Lebih lanjut Khotib khutbah Jum’at tersebut menjelaskan mereka merayakan hari kemenangan Nabi Musa AS.

Sementara pengikut Nabi Musa As hanya 600 orang, sedangkan Tantra raja Fir’aun yang mengejar Nabi Musa As berjumlah satu juta lebih, bala tentara Fir’aun tersebut bersenjata lengkap, namun atas kehendak Allah SWT, Fir’aun kalah.

Itulah sebabnya orang orang yahudi di Madinah berpuasa pada 10 hari bulan Zulhijjah, ( bulan haji, red )  ujar ustadz qufron, kebetulan beliau adalah imam mesjid agung Istiqomah Bengkalis.

Nabi Nuh AS juga selamat keluar dari mulut ikan paus, hiu , ikan Nun pada 10 hari bulan Zulhijjah.

Berawal dari kapal yang ditumpangi Nabi Nuh As hampir mau karam karena diterpa badai angin kencang dan ombak besar, jika tidak dikurangi beban muatan kapal, maka kapal yang ditumpanginya akan karam.

Setelah barang barang yang ada dalam kapal layar tersebut telah habis dibuang kelaut, namun kondisi kapal belum stabil, masih sarat dan bisa tenggelam, Untuk  mengurangi beban kapal, maka terpaksa dikorbankan salah seorang  penumpang yang ada dalam kapal tersebut, akhirnya penumpang kapal diundi, siapa yang dapat undian yang sudah diberi kode tertentu, dia yang harus disingkirkan, dibuang kelaut. Tapi ditakdirkan Allah SWT,  undian yang dipegang Nabi Nuh As yang disingkirkan.

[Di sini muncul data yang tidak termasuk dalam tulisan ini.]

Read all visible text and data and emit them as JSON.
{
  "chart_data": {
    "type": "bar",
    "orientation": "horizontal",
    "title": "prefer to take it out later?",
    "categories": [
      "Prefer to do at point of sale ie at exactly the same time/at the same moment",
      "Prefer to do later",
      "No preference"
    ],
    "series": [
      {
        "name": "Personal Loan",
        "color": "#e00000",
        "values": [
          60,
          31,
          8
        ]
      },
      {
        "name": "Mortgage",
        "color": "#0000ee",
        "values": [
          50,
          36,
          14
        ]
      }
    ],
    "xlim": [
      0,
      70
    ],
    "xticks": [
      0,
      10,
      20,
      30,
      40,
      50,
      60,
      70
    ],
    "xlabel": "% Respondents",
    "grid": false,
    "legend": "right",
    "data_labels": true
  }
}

Pada cabutan undi pertama, Nabi Nuh As yang mendapatkan harus dibuang kelaut, tapi penumpang kapal lainnya tidak terima karena nabi Nuh adalah seorang Nabi,  lalu dicabut sekali lagi undi masih tetap Nabi Nuh yang dapat, masih juga penumpang dan pemilik kapal menolak, kalau Nabi Nuh As yang dibuang kelaut, maka kesempatan nakhoda dan para penumpang, diulang pencabutan undian yang ketiga kalinya, pada pencabutan undi yang ketiga kalinya, masih tetap Nabi Nuh As yang dapat kode orang yang dibuang kelaut, awalnya para penumpang dan nakhoda kapal menolak kalau Nabi Nuh As yang disingkirkan, tapi dengan keikhlasan Nabi Nuh As menerima kesepakatan melalui undian tersebut.

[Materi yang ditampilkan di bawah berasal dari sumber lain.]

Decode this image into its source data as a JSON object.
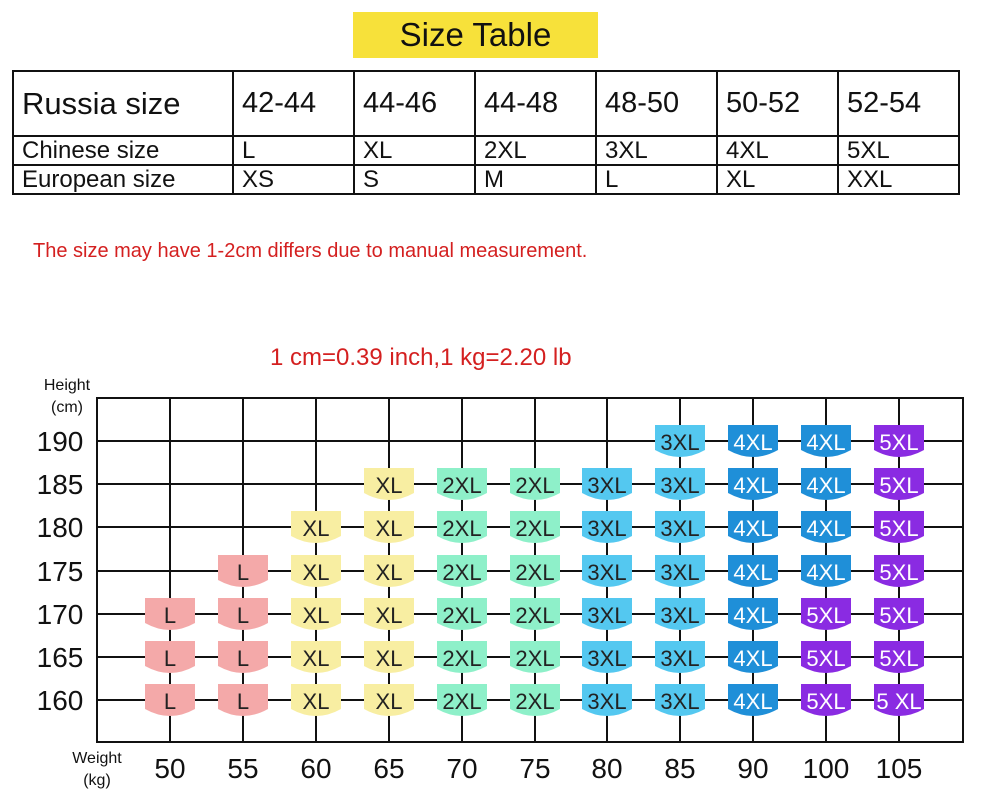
{
  "title": "Size Table",
  "table": {
    "rows": [
      {
        "label": "Russia size",
        "cells": [
          "42-44",
          "44-46",
          "44-48",
          "48-50",
          "50-52",
          "52-54"
        ]
      },
      {
        "label": "Chinese size",
        "cells": [
          "L",
          "XL",
          "2XL",
          "3XL",
          "4XL",
          "5XL"
        ]
      },
      {
        "label": "European size",
        "cells": [
          "XS",
          "S",
          "M",
          "L",
          "XL",
          "XXL"
        ]
      }
    ]
  },
  "note": "The size may have 1-2cm differs due to manual measurement.",
  "conversion": "1 cm=0.39 inch,1 kg=2.20 lb",
  "colors": {
    "title_bg": "#f7e13a",
    "note_text": "#d42020",
    "L": "#f4a9a9",
    "XL": "#f8eea2",
    "2XL": "#8ef0c9",
    "3XL": "#54c8f0",
    "4XL": "#1f8fd8",
    "5XL": "#8a2be2"
  },
  "chart_data": {
    "type": "table",
    "ylabel": [
      "Height",
      "(cm)"
    ],
    "xlabel": [
      "Weight",
      "(kg)"
    ],
    "x": [
      50,
      55,
      60,
      65,
      70,
      75,
      80,
      85,
      90,
      100,
      105
    ],
    "y": [
      190,
      185,
      180,
      175,
      170,
      165,
      160
    ],
    "cells": [
      {
        "height": 190,
        "weight": 85,
        "size": "3XL"
      },
      {
        "height": 190,
        "weight": 90,
        "size": "4XL"
      },
      {
        "height": 190,
        "weight": 100,
        "size": "4XL"
      },
      {
        "height": 190,
        "weight": 105,
        "size": "5XL"
      },
      {
        "height": 185,
        "weight": 65,
        "size": "XL"
      },
      {
        "height": 185,
        "weight": 70,
        "size": "2XL"
      },
      {
        "height": 185,
        "weight": 75,
        "size": "2XL"
      },
      {
        "height": 185,
        "weight": 80,
        "size": "3XL"
      },
      {
        "height": 185,
        "weight": 85,
        "size": "3XL"
      },
      {
        "height": 185,
        "weight": 90,
        "size": "4XL"
      },
      {
        "height": 185,
        "weight": 100,
        "size": "4XL"
      },
      {
        "height": 185,
        "weight": 105,
        "size": "5XL"
      },
      {
        "height": 180,
        "weight": 60,
        "size": "XL"
      },
      {
        "height": 180,
        "weight": 65,
        "size": "XL"
      },
      {
        "height": 180,
        "weight": 70,
        "size": "2XL"
      },
      {
        "height": 180,
        "weight": 75,
        "size": "2XL"
      },
      {
        "height": 180,
        "weight": 80,
        "size": "3XL"
      },
      {
        "height": 180,
        "weight": 85,
        "size": "3XL"
      },
      {
        "height": 180,
        "weight": 90,
        "size": "4XL"
      },
      {
        "height": 180,
        "weight": 100,
        "size": "4XL"
      },
      {
        "height": 180,
        "weight": 105,
        "size": "5XL"
      },
      {
        "height": 175,
        "weight": 55,
        "size": "L"
      },
      {
        "height": 175,
        "weight": 60,
        "size": "XL"
      },
      {
        "height": 175,
        "weight": 65,
        "size": "XL"
      },
      {
        "height": 175,
        "weight": 70,
        "size": "2XL"
      },
      {
        "height": 175,
        "weight": 75,
        "size": "2XL"
      },
      {
        "height": 175,
        "weight": 80,
        "size": "3XL"
      },
      {
        "height": 175,
        "weight": 85,
        "size": "3XL"
      },
      {
        "height": 175,
        "weight": 90,
        "size": "4XL"
      },
      {
        "height": 175,
        "weight": 100,
        "size": "4XL"
      },
      {
        "height": 175,
        "weight": 105,
        "size": "5XL"
      },
      {
        "height": 170,
        "weight": 50,
        "size": "L"
      },
      {
        "height": 170,
        "weight": 55,
        "size": "L"
      },
      {
        "height": 170,
        "weight": 60,
        "size": "XL"
      },
      {
        "height": 170,
        "weight": 65,
        "size": "XL"
      },
      {
        "height": 170,
        "weight": 70,
        "size": "2XL"
      },
      {
        "height": 170,
        "weight": 75,
        "size": "2XL"
      },
      {
        "height": 170,
        "weight": 80,
        "size": "3XL"
      },
      {
        "height": 170,
        "weight": 85,
        "size": "3XL"
      },
      {
        "height": 170,
        "weight": 90,
        "size": "4XL"
      },
      {
        "height": 170,
        "weight": 100,
        "size": "5XL"
      },
      {
        "height": 170,
        "weight": 105,
        "size": "5XL"
      },
      {
        "height": 165,
        "weight": 50,
        "size": "L"
      },
      {
        "height": 165,
        "weight": 55,
        "size": "L"
      },
      {
        "height": 165,
        "weight": 60,
        "size": "XL"
      },
      {
        "height": 165,
        "weight": 65,
        "size": "XL"
      },
      {
        "height": 165,
        "weight": 70,
        "size": "2XL"
      },
      {
        "height": 165,
        "weight": 75,
        "size": "2XL"
      },
      {
        "height": 165,
        "weight": 80,
        "size": "3XL"
      },
      {
        "height": 165,
        "weight": 85,
        "size": "3XL"
      },
      {
        "height": 165,
        "weight": 90,
        "size": "4XL"
      },
      {
        "height": 165,
        "weight": 100,
        "size": "5XL"
      },
      {
        "height": 165,
        "weight": 105,
        "size": "5XL"
      },
      {
        "height": 160,
        "weight": 50,
        "size": "L"
      },
      {
        "height": 160,
        "weight": 55,
        "size": "L"
      },
      {
        "height": 160,
        "weight": 60,
        "size": "XL"
      },
      {
        "height": 160,
        "weight": 65,
        "size": "XL"
      },
      {
        "height": 160,
        "weight": 70,
        "size": "2XL"
      },
      {
        "height": 160,
        "weight": 75,
        "size": "2XL"
      },
      {
        "height": 160,
        "weight": 80,
        "size": "3XL"
      },
      {
        "height": 160,
        "weight": 85,
        "size": "3XL"
      },
      {
        "height": 160,
        "weight": 90,
        "size": "4XL"
      },
      {
        "height": 160,
        "weight": 100,
        "size": "5XL"
      },
      {
        "height": 160,
        "weight": 105,
        "size": "5 XL"
      }
    ]
  }
}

Setelah Nabi Nuh As dibuang ke dalam kelaut,  datanglah seekor ikan Nun, ikan hiu, langsung menelan tubuh Nabi Nuh As masuk kedalam perut ikan tersebut.

Selamat 40 hari Nabi Nuh dalam perut ikan Nun tersebut, dan selama 40 hari Nabi Nuh As berzikir dengan mengucapkan doa ” Lailahailla anta Subhanaka ini kuntu minazzolimiin “. Terang ustadz qufron.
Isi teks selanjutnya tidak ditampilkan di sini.